The path she’d left took him around the back of the house. Sure enough, it stopped right beside the steps to the glassed-in back p
orch, which his aunt alternately described as her sunroom or her garden room. Once it had been filled with pots of blooming plants, but now those very same plants were decorating her parlor at his place. He’d had to knock out a whole damned wall practically and replace it with windows until the lighting suited her and her philodendrons, or whatever the hell they were.
Of course, at the moment, that was neither here nor there. At the moment, he needed to figure out exactly where his quarry had slipped off to. It didn’t look as though she’d broken in. Every window was intact and the door was firmly closed. He tested the lock and it held. So where the dickens was she? Surely she hadn’t vanished into thin air.
Suddenly his eye caught a glimpse of bright yellow where it had no business being, right on the bottom branch of the oak tree shading the side of the house. He shimmied up the tree and reached for the scrap of cloth. Silk, either from a blouse or a scarf. It was a nice, sunny shade, too, perfect for Ms. MacDougal’s coloring. He’d bet she looked like a million bucks when she’d left home. He wondered if she looked half as good now that she’d scaled a tree and shredded her clothing.
He glanced up a little higher and saw what had attracted her. The second-floor window was wide open. He had left it cracked himself, to allow some air to stir in the place and keep it from getting musty. It had never occurred to him that anyone, not even the neighborhood kids, would spot it and break in. But, then, he hadn’t known about Gracie MacDougal a few months ago.

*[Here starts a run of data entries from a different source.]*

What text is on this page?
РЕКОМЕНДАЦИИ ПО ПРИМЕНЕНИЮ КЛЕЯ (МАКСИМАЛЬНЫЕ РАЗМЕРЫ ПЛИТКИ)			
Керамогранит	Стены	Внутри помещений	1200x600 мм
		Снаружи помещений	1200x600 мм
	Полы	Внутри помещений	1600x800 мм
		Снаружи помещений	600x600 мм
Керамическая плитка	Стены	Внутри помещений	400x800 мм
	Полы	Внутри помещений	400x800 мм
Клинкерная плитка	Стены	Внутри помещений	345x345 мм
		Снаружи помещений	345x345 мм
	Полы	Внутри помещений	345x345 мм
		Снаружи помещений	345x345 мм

Kevin considered scrambling down and using his key to go in the back door, but concluded that would be a tactical mistake. Though she probably didn’t know it yet, Gracie was trapped inside. All the doors had deadbolt locks requiring keys to open them from inside or out. If he entered the same way she had, he could corner her and scare the living daylights out of her. Or he could save himself the trouble and just wait for her under the tree. Either way, he hoped it would be a good lesson.
After a few minutes waiting, he opted for joining her inside. Grateful that he’d worn sneakers, he climbed the rest of the way up the tree, stepped onto the porch roof, then tiptoed over to the open window. Whether she’d heard the commotion outside and decided to beat a hasty retreat or whether she’d simply completed her unauthorized tour, Gracie picked that precise moment to try to back out of the window.